Kalau menilik kembali dari isi surat di atas , memang betul kalo kita mau jadi dokter hanya untuk menjadi orang yang kaya raya dengan harta tak terhitung lagi kita bisa masuk di jurusan ekonomi . Tapi tentunya juga kita sebagai calon dokter gigi , pastilah punya rasa kemanusiaan dan sosial . Ngga mungkin kan kita kerja hanya asal mencari duit aja . Kita juga kerja nantinya untuk masa depan bangsa ini .
Saya mau cerita sedikit tentang latar belakang saya memilih melanjutkan pendidikan di Fakultas Kedokteran Gigi .

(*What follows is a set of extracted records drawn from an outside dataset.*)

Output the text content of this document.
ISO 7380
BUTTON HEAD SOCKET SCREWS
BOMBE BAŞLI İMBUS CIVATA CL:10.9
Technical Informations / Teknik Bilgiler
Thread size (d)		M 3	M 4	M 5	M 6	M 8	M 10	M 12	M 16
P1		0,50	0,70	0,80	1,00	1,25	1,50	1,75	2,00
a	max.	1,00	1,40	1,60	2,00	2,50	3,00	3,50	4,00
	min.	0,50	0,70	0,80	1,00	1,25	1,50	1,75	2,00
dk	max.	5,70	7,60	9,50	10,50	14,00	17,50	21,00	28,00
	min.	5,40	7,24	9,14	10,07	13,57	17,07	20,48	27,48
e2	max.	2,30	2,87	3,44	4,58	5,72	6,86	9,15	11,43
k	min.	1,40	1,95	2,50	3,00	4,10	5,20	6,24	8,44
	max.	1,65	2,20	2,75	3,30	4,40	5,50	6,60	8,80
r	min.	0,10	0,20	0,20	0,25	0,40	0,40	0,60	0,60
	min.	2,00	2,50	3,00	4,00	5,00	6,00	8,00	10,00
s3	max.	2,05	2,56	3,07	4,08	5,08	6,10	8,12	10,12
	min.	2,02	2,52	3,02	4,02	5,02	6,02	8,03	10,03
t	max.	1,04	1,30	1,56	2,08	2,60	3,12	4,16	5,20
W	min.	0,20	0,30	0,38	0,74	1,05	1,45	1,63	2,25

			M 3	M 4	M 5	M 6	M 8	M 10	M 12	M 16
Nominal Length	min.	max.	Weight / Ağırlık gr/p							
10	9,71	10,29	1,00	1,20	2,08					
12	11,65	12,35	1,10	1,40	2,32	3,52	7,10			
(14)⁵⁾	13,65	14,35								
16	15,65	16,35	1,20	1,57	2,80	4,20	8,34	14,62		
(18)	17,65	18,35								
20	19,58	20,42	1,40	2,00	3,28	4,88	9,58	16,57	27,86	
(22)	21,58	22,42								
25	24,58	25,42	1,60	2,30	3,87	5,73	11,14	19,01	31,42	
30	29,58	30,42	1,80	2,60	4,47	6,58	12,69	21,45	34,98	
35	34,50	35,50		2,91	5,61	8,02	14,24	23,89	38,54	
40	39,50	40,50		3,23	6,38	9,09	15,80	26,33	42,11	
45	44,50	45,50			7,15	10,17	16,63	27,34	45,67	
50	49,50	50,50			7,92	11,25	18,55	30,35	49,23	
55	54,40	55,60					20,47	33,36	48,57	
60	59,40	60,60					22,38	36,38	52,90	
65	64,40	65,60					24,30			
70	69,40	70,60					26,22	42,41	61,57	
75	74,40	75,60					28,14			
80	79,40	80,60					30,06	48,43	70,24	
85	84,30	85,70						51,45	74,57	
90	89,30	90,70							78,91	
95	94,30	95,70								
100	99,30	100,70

1 . Mengabdi kepada daerah asal saya .
Saya lahir dan besar di salah satu pulau kecil di sulawesi tenggara yaitu Kabupaten Muna atau lebih akrabnya RAHA . Mungkin yang muncul di pikiran anda semua adalah : " Ah .. sok mulia banget sih pengen mengabdi kepada daerahnya " . Tapi saya terima tanggapan itu . Daerah saya itu bisa di bilang masih terpencil dan sedang dalam proses perkembangan . Untuk jumlah dokter di daerah saya bisa di bilang lumayan untuk ukuran daerah kecil . Tapi untuk dokter umum . Nah , dokter gigi gimana ? Itu dia !!! Saya ingin menjadi dokter gigi karna ingin membangun daerah saya sendiri , karna suatu bangsa akan menjadi besar jika di mulai dari daerah terlebih dahulu . Mungkin kalau menjadi dokter umum sudah di rasa cukuplah ya . Tapi dokter gigi belom banyak . Apalagi sebagian besar masyarakat daerah saya kalau mau memeriksa atau merawat gigi , mereka harus pergi ke ibukota provinsi dulu (baca : Kendari) yang sudah barang tentu memakan ongkos perjalanan lagi . Padahal hanya untuk mencabut giginya dan sebagainya . Padahal kalau ada dokter gigi yang memang bergerak di bidangnya itu pasti bisa menghemat pengeluarannya . (tenaga kesehatan yang menangani masalah gigi masyarakat daerah saya rata2 hanya perawat gigi , bukan dokter gigi) .
2 . Keinginan sendiri .
Alhamdulillah saya beruntung sekali memiliki orang tua yang memberikan kebebasan kepada anaknya untuk menentukan jalan masa depannya sendiri . Pilihan untuk masuk di Kedokteran Gigi adalah murni pilihan hati saya dan tanpa paksaan orang tua . Orang tua hanya mendoakan dan mem-fasilitasi saya kuliah hingga selesai (Insya Allah) .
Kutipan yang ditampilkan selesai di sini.